Выбрать главу

— Хочу, чтобы переехал в Лышегорье, помог нам, если честнее — мне…

— Теперь я какой помощник, не по годам мне. — Он толком, до конца, не мог еще понять, чего она все-таки от него хочет, куда интерес свой клонит. — Ты себе вон какого орла привезла в помощники.

— Да, привезла. Ты осуждаешь? — Она несколько презрительно посмотрела на него, и он почувствовал эту сердитую женскую самозащиту.

— Должно быть, знала, кого везла, — ответил он уклончиво. — Только против Еремея Васильевича он, конечно, слабоват как председатель, уж остальное не знаю. Вам виднее, что он за изюмина.

— А ты ему помоги, с тем и на поклон пришла. Мужик — изюмина, а председатель — малоопытный.

— А-а-а, вот оно в чем дело-то, — разочарованно присвистнул Селивёрст Павлович. — Я думал, ты о людях заботишься, а ты деловую репутацию любовника спасаешь… Он того, Анна Евдокимовна, не стоит. Вот вернутся мужики, я рассчитываю, еще за год-то пять-шесть фронтовиков придет. Мы соберем собрание и дадим твоему Ляпунову от ворот поворот. Так что готовь ему место, если уж он такая изюмина.

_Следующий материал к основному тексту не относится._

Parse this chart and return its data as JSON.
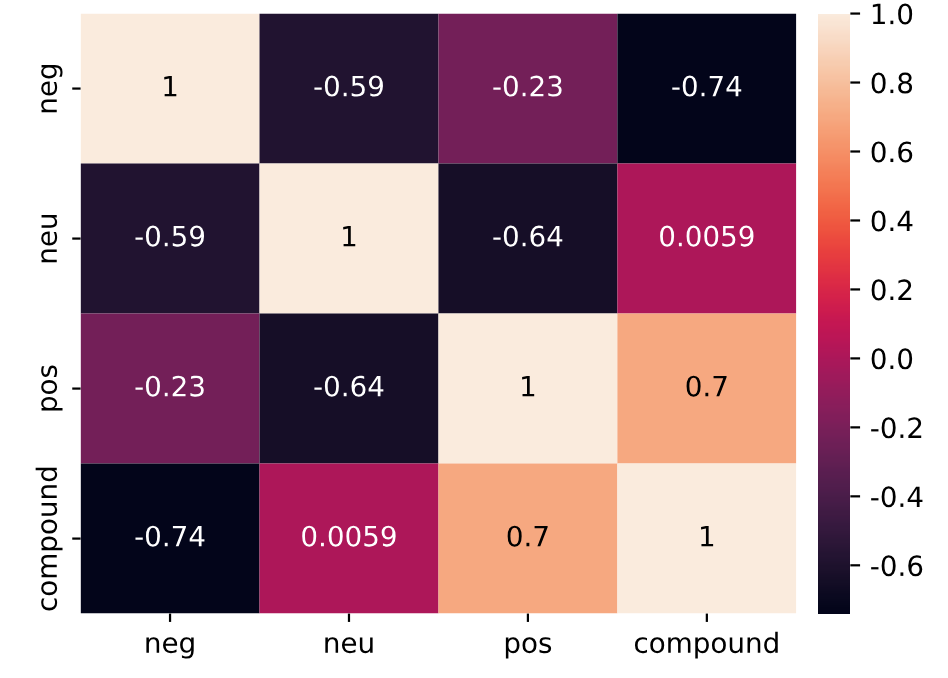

— Обожди, Селивёрст, ты не так меня понял. Ляпунову я и без тебя помогу. Мне не привыкать работать днем и ночью. Помочь мне надо, Лышегорью.

Она нервно встала из-за стола. Видно, что-то томило ее, жгло внутри, но не хватало решимости сказать все до конца. Она дошла до плотины, повернула назад и от стола опять пошла до плотины. Селивёрст Павлович молчал, молчала и она… Но, в очередной раз подойдя к столу, сказала вдруг:

— Налей еще спирту, только немножко, меня что-то знобит.

Она села за стол, выпила и молча, долго и внимательно смотрела на Селивёрста Павловича. В лице ее была уже только досада и усталость.

— Ну что, Селивёрст Павлович, вижу, сердце твое я не растрогала, колыхнулось оно, но не разволновалось. Нет во мне дара будить сердца.

— Да ведь оно у меня старое, рубцованное, боль людскую чувствует больше по памяти, а к присказкам — снисходительно. Все, что ты сказала, Евдокимовна, вроде бы сердечно, а для меня — присказка. Говоришь все вокруг да около. Что томит тебя, что гложет до боли? Не знаю не ведаю. И этого ты мне не открыла. Всерьез говорить о Ляпунове — вздор. — У Селивёрста Павловича появилось желание сказать ей больше, чем он намеревался раньше, сдерживая себя и подбирая слова поаккуратнее. — Разве о нем надо говорить? Если даже он и небезразличен Антонине или она ему. И тебе это, конечно, неприятно. Разве в том дело?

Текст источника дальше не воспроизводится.